Within my past 18 years of existence, I have found myself in situations where my voice has suddenly, upped, left and set sail to a distant entity to escape all opportunities of expressing my opinions. My thoughts are shushed by the devil on my shoulder and my airways become trapped – my words unable to escape my lips. I stay quiet in political discussions, don’t raise my hand in university lectures and respond with ‘nothing’ when asked what is wrong.
Once again such reactions have evolved out of my (what appears to be century-old) fear of vulnerability and confrontation as well as my desire to please others and appear ‘polite’. But really, where will such an uninvolved attitude and expression of participation get you in life?
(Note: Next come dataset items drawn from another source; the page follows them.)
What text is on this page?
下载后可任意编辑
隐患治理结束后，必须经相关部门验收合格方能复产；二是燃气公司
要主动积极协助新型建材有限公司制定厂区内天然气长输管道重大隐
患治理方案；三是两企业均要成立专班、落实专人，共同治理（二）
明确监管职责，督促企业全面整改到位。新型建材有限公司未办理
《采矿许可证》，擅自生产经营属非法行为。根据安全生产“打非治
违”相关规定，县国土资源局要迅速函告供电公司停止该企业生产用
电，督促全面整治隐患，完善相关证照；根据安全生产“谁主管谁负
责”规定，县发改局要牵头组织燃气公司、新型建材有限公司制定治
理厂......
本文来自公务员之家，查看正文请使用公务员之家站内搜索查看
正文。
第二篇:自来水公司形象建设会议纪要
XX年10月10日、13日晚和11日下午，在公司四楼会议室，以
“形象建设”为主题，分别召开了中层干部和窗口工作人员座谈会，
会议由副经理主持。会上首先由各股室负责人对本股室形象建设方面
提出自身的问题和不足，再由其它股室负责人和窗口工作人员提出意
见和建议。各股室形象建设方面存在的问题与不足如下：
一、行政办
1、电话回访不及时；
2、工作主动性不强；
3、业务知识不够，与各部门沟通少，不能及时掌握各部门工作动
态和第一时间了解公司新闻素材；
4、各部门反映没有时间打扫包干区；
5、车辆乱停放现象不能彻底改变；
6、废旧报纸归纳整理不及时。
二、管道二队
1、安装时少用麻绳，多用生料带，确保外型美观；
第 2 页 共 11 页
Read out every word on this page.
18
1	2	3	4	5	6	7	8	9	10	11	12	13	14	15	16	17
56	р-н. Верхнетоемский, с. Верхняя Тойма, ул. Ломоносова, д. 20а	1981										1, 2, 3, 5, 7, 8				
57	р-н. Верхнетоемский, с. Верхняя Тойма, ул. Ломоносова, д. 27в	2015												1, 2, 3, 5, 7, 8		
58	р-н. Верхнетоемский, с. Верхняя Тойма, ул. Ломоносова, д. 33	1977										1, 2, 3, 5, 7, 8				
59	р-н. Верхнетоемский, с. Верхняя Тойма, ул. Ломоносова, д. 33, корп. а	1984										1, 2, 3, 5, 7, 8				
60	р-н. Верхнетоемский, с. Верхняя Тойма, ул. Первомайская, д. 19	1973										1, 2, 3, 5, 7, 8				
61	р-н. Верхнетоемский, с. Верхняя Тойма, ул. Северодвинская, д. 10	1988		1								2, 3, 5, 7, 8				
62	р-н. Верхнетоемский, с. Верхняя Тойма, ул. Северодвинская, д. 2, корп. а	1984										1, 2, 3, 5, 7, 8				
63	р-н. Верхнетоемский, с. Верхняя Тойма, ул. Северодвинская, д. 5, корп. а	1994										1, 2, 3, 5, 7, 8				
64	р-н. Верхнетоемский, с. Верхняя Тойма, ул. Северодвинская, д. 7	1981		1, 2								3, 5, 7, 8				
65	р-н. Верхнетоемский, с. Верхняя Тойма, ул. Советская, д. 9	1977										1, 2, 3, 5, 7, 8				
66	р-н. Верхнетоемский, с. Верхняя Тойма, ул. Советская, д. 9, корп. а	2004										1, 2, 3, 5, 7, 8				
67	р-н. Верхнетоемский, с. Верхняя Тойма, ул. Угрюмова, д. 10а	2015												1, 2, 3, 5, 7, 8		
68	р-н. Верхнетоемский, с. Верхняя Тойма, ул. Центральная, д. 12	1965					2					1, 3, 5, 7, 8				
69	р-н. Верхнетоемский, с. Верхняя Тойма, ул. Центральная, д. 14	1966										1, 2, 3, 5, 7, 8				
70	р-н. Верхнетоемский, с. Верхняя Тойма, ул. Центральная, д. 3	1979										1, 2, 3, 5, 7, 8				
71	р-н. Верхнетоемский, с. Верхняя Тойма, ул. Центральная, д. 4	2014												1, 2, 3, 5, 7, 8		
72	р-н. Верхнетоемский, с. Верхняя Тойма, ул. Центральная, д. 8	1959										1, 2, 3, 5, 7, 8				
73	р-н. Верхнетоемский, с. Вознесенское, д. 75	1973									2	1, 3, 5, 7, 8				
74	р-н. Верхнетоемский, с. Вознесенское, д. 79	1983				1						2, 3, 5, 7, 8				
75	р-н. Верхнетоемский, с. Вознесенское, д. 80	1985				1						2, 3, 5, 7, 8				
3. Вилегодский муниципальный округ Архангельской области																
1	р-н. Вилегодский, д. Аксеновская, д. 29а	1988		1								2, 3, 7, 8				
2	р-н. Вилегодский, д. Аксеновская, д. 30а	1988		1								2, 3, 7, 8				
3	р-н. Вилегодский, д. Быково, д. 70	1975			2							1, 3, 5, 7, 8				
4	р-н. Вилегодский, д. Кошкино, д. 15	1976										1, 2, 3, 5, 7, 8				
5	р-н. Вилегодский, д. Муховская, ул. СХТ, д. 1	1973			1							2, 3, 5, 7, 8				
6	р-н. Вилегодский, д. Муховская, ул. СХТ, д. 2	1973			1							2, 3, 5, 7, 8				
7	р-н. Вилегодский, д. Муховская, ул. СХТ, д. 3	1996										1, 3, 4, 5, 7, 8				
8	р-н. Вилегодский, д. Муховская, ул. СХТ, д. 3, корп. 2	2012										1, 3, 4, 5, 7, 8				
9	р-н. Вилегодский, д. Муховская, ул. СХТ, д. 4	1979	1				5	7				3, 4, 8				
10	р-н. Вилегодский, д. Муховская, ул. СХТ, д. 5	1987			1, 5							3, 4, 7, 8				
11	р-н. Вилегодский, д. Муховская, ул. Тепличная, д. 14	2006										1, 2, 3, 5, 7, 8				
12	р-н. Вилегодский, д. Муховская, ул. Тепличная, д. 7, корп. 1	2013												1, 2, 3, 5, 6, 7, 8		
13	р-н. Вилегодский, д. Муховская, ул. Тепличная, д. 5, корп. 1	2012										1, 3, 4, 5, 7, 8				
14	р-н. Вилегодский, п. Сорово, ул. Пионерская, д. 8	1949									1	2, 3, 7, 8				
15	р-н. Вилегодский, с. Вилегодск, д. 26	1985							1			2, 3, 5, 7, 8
Fuck politeness is what I say. If you have a passion about an issue or feel strongly about something you believe in, SPEAK UP. By stating your truth and getting involved in civil opinionated conversations you will be gifted with the opportunity to express your own knowledge, learn from other perspectives and work on your own communication skills. As you have probably become aware of by now, communication can be a complex thing but by engaging in meaningful chats and articulating your truth you will learn to attain confidence in both yourself and your beliefs.
When around people you admire or wish to please it goes without a doubt that you have at least once in your life consciously or subconsciously presented an idealised version of yourself in order to reach a desired perception. This ideology can be referred as ‘impression management’. By putting up and managing this ‘look at me’ shield-like persona of perfection you may fake your intelligence, pretend you dig your crush’s taste in music or even invest in a dress you would never rock when not in their presence. Don’t get me wrong, I’m all about the ‘fake it till you make it’ concept but in the context of everyday interaction and communication with others you cannot and never will be able to love & be a ‘fake’ version of yourself.
Flaunting and loving yourself can be a tough gig to get through as that annoying thing society has deemed as ‘insecurity’ can be great at playing mind tricks on us. What you always have to come back to though are the things that make your soul sing. What outfits do you feel most confident rocking? What music do you sing your lungs out to on lone road trips? What hobby do you have a secret knack for that fills up your spare minutes? It’s a combination of these little things that make up your true self. It can sure as hell be terrifying to put them out in the open but by owning them and self-assuredly acknowledging them in the presence of other people you can grow to find your authentic self and tribe of likeminded people. As shocking as it may be to believe, there is only one YOU in this big wide world. No one else has the same knack for cooking, same splatter of freckles, same outrageous laugh or same passions and beliefs. You are spectacularly marvelous in every single way and you need to be open to vulnerability to realise it.